The drawings show an embodiment of the present invention, in which FIG. 1 is a longitudinal sectional view of a supply device, and FIG. 2 is a longitudinal sectional view of a plasma jet generator. In the figure 1... Tank body, 2... Gas supply pipe, 3... Powder supply hopper, 5... Takeout pipe, 6, 7... Outlet pipe,
8, 9... Return pipe, 10, 11... Filter, 12
...Communication pipe.

Claims (1)

[Scope of Claims] 1. A tank body, a gas supply means equipped with a flow control valve communicating with the tank body, a powder supply means equipped with a flow rate control device, a powder and gas extraction means, and a tank body A supply device comprising a circulation means constituted by a pair of outlet pipes that communicate with each other, and a communication pipe that has a filter and a compressor in between and communicates between the pair of outlet pipes. 2. A tank body, a gas supply means equipped with a flow control valve that communicates with the tank body, a powder supply means equipped with a flow rate control device, a means for extracting powder and gas, and a pair of outlets that respectively communicate with the tank body.

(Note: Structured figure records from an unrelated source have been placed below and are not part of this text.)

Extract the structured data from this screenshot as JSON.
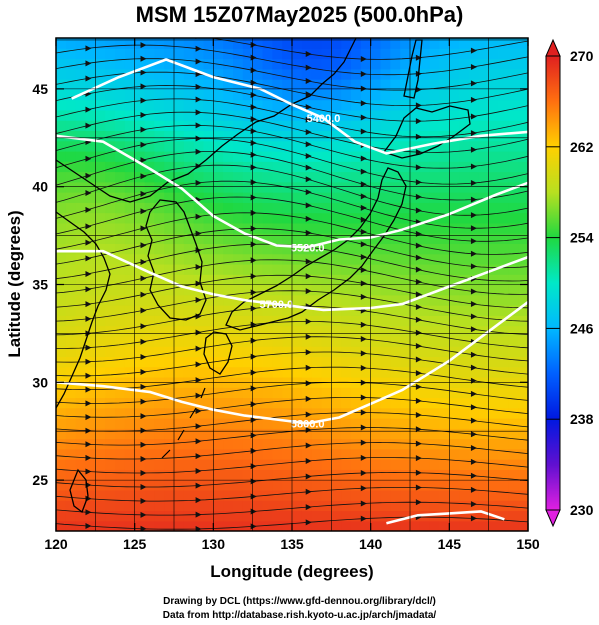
{
  "title": "MSM 15Z07May2025 (500.0hPa)",
  "x_axis": {
    "label": "Longitude (degrees)",
    "range": [
      120,
      150
    ],
    "ticks": [
      120,
      125,
      130,
      135,
      140,
      145,
      150
    ]
  },
  "y_axis": {
    "label": "Latitude  (degrees)",
    "range": [
      22.4,
      47.6
    ],
    "ticks": [
      25,
      30,
      35,
      40,
      45
    ]
  },
  "colorbar": {
    "range": [
      230,
      270
    ],
    "ticks": [
      230,
      238,
      246,
      254,
      262,
      270
    ]
  },
  "contours": [
    {
      "label": "5400.0",
      "points": [
        [
          121,
          44.5
        ],
        [
          124,
          45.6
        ],
        [
          127,
          46.5
        ],
        [
          130,
          45.6
        ],
        [
          133,
          45.0
        ],
        [
          135,
          44.2
        ],
        [
          137,
          43.5
        ],
        [
          139,
          42.3
        ],
        [
          141,
          41.7
        ],
        [
          144,
          42.2
        ],
        [
          147,
          42.6
        ],
        [
          150,
          42.8
        ]
      ]
    },
    {
      "label": "5520.0",
      "points": [
        [
          120,
          42.6
        ],
        [
          123,
          42.3
        ],
        [
          126,
          40.9
        ],
        [
          128,
          39.9
        ],
        [
          130,
          38.5
        ],
        [
          132,
          37.6
        ],
        [
          134,
          37.0
        ],
        [
          136,
          36.9
        ],
        [
          138,
          37.3
        ],
        [
          140,
          37.4
        ],
        [
          142,
          37.8
        ],
        [
          145,
          38.6
        ],
        [
          148,
          39.6
        ],
        [
          150,
          40.2
        ]
      ]
    },
    {
      "label": "5700.0",
      "points": [
        [
          120,
          36.7
        ],
        [
          123,
          36.7
        ],
        [
          126,
          35.6
        ],
        [
          128,
          34.9
        ],
        [
          130,
          34.5
        ],
        [
          132,
          34.2
        ],
        [
          134,
          34.0
        ],
        [
          137,
          33.7
        ],
        [
          140,
          33.8
        ],
        [
          142,
          34.0
        ],
        [
          145,
          34.9
        ],
        [
          148,
          35.8
        ],
        [
          150,
          36.4
        ]
      ]
    },
    {
      "label": "5800.0",
      "points": [
        [
          120,
          30.0
        ],
        [
          123,
          29.8
        ],
        [
          126,
          29.5
        ],
        [
          128,
          29.0
        ],
        [
          130,
          28.6
        ],
        [
          132,
          28.3
        ],
        [
          134,
          28.1
        ],
        [
          136,
          27.9
        ],
        [
          138,
          28.2
        ],
        [
          140,
          28.9
        ],
        [
          142,
          29.6
        ],
        [
          145,
          31.1
        ],
        [
          148,
          32.9
        ],
        [
          150,
          34.1
        ]
      ]
    },
    {
      "label": "",
      "points": [
        [
          141,
          22.8
        ],
        [
          143,
          23.2
        ],
        [
          145,
          23.3
        ],
        [
          147,
          23.4
        ],
        [
          148.5,
          23.0
        ]
      ]
    }
  ],
  "credits": {
    "line1": "Drawing by DCL (https://www.gfd-dennou.org/library/dcl/)",
    "line2": "Data from http://database.rish.kyoto-u.ac.jp/arch/jmadata/"
  }
}
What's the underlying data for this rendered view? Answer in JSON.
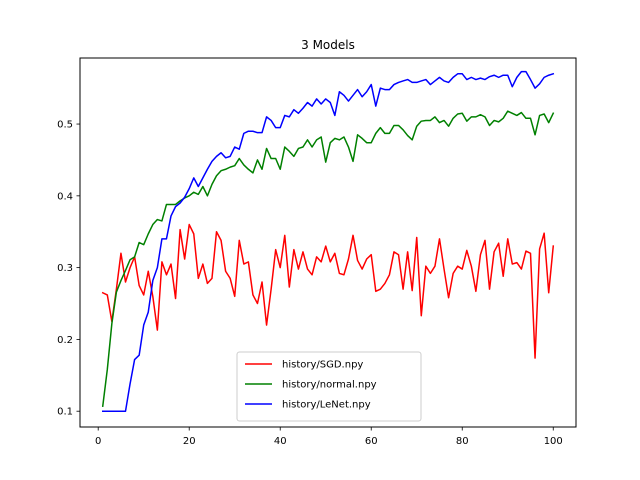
{
  "chart_data": {
    "type": "line",
    "title": "3 Models",
    "xlabel": "",
    "ylabel": "",
    "xlim": [
      -4,
      105
    ],
    "ylim": [
      0.078,
      0.592
    ],
    "xticks": [
      0,
      20,
      40,
      60,
      80,
      100
    ],
    "yticks": [
      0.1,
      0.2,
      0.3,
      0.4,
      0.5
    ],
    "xtick_labels": [
      "0",
      "20",
      "40",
      "60",
      "80",
      "100"
    ],
    "ytick_labels": [
      "0.1",
      "0.2",
      "0.3",
      "0.4",
      "0.5"
    ],
    "grid": false,
    "legend_position": "bottom-center",
    "x": [
      1,
      2,
      3,
      4,
      5,
      6,
      7,
      8,
      9,
      10,
      11,
      12,
      13,
      14,
      15,
      16,
      17,
      18,
      19,
      20,
      21,
      22,
      23,
      24,
      25,
      26,
      27,
      28,
      29,
      30,
      31,
      32,
      33,
      34,
      35,
      36,
      37,
      38,
      39,
      40,
      41,
      42,
      43,
      44,
      45,
      46,
      47,
      48,
      49,
      50,
      51,
      52,
      53,
      54,
      55,
      56,
      57,
      58,
      59,
      60,
      61,
      62,
      63,
      64,
      65,
      66,
      67,
      68,
      69,
      70,
      71,
      72,
      73,
      74,
      75,
      76,
      77,
      78,
      79,
      80,
      81,
      82,
      83,
      84,
      85,
      86,
      87,
      88,
      89,
      90,
      91,
      92,
      93,
      94,
      95,
      96,
      97,
      98,
      99,
      100
    ],
    "series": [
      {
        "name": "history/SGD.npy",
        "color": "#ff0000",
        "values": [
          0.265,
          0.262,
          0.225,
          0.27,
          0.32,
          0.28,
          0.3,
          0.315,
          0.275,
          0.262,
          0.295,
          0.26,
          0.213,
          0.308,
          0.29,
          0.305,
          0.257,
          0.353,
          0.312,
          0.36,
          0.347,
          0.285,
          0.305,
          0.278,
          0.285,
          0.35,
          0.338,
          0.295,
          0.285,
          0.26,
          0.338,
          0.305,
          0.308,
          0.262,
          0.25,
          0.28,
          0.22,
          0.27,
          0.325,
          0.3,
          0.345,
          0.273,
          0.325,
          0.298,
          0.322,
          0.298,
          0.29,
          0.315,
          0.308,
          0.33,
          0.308,
          0.32,
          0.292,
          0.29,
          0.312,
          0.345,
          0.31,
          0.298,
          0.312,
          0.318,
          0.267,
          0.27,
          0.278,
          0.29,
          0.322,
          0.318,
          0.27,
          0.322,
          0.268,
          0.342,
          0.233,
          0.302,
          0.292,
          0.302,
          0.34,
          0.298,
          0.258,
          0.292,
          0.302,
          0.298,
          0.324,
          0.302,
          0.267,
          0.318,
          0.338,
          0.27,
          0.322,
          0.334,
          0.288,
          0.34,
          0.305,
          0.307,
          0.298,
          0.323,
          0.32,
          0.174,
          0.326,
          0.348,
          0.265,
          0.33
        ]
      },
      {
        "name": "history/normal.npy",
        "color": "#008000",
        "values": [
          0.107,
          0.158,
          0.222,
          0.266,
          0.282,
          0.296,
          0.311,
          0.315,
          0.335,
          0.332,
          0.347,
          0.36,
          0.367,
          0.365,
          0.388,
          0.388,
          0.388,
          0.393,
          0.397,
          0.4,
          0.405,
          0.402,
          0.413,
          0.4,
          0.416,
          0.428,
          0.435,
          0.437,
          0.44,
          0.442,
          0.452,
          0.443,
          0.437,
          0.432,
          0.45,
          0.437,
          0.466,
          0.452,
          0.452,
          0.437,
          0.468,
          0.462,
          0.455,
          0.466,
          0.468,
          0.478,
          0.468,
          0.478,
          0.482,
          0.447,
          0.474,
          0.48,
          0.478,
          0.482,
          0.468,
          0.448,
          0.485,
          0.48,
          0.474,
          0.474,
          0.487,
          0.495,
          0.487,
          0.487,
          0.498,
          0.498,
          0.492,
          0.484,
          0.478,
          0.497,
          0.504,
          0.505,
          0.505,
          0.51,
          0.502,
          0.505,
          0.497,
          0.508,
          0.514,
          0.515,
          0.504,
          0.51,
          0.51,
          0.513,
          0.51,
          0.498,
          0.505,
          0.503,
          0.508,
          0.518,
          0.515,
          0.512,
          0.516,
          0.508,
          0.508,
          0.485,
          0.512,
          0.514,
          0.502,
          0.515
        ]
      },
      {
        "name": "history/LeNet.npy",
        "color": "#0000ff",
        "values": [
          0.1,
          0.1,
          0.1,
          0.1,
          0.1,
          0.1,
          0.138,
          0.172,
          0.178,
          0.22,
          0.238,
          0.282,
          0.3,
          0.34,
          0.34,
          0.372,
          0.385,
          0.39,
          0.398,
          0.41,
          0.425,
          0.413,
          0.425,
          0.437,
          0.448,
          0.455,
          0.46,
          0.453,
          0.455,
          0.468,
          0.465,
          0.487,
          0.49,
          0.49,
          0.488,
          0.488,
          0.51,
          0.505,
          0.495,
          0.495,
          0.512,
          0.51,
          0.52,
          0.515,
          0.522,
          0.53,
          0.525,
          0.535,
          0.528,
          0.535,
          0.53,
          0.512,
          0.545,
          0.54,
          0.532,
          0.54,
          0.548,
          0.538,
          0.545,
          0.555,
          0.525,
          0.55,
          0.548,
          0.548,
          0.555,
          0.558,
          0.56,
          0.562,
          0.558,
          0.558,
          0.56,
          0.562,
          0.555,
          0.56,
          0.565,
          0.56,
          0.558,
          0.565,
          0.57,
          0.57,
          0.562,
          0.565,
          0.562,
          0.564,
          0.562,
          0.566,
          0.568,
          0.565,
          0.568,
          0.568,
          0.552,
          0.565,
          0.573,
          0.573,
          0.562,
          0.55,
          0.556,
          0.565,
          0.568,
          0.57
        ]
      }
    ]
  }
}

In a supply device comprising a circulation means constituted by a pipe and a communication pipe having a filter and a compressor in the middle and communicating between the pair of outlet pipes, at least the discharge of the pair of outlet pipes of the circulation means is provided. An on-off valve is interposed on the side,
Furthermore, a supply device characterized in that a return pipe is extended from at least the discharge side of the circulation means, and the tip of the return pipe is connected diagonally downward to the vicinity of the communication port of the powder supply means. 3. A tank body, a gas supply means equipped with a flow control valve that communicates with the tank body, a powder supply means equipped with a flow rate control device, a means for extracting powder and gas, and a pair of outlets that respectively communicate with the tank body. In a supply device comprising a circulation means constituted by a pipe and a communication pipe having a filter and a compressor in the middle and communicating between the pair of outlet pipes, each of the pair of outlet pipes of the circulation means has an opening/closing mechanism. A supply device characterized in that a valve is interposed, and a switching valve for switching between a suction side and a discharge side of a compressor is interposed in a connecting pipe.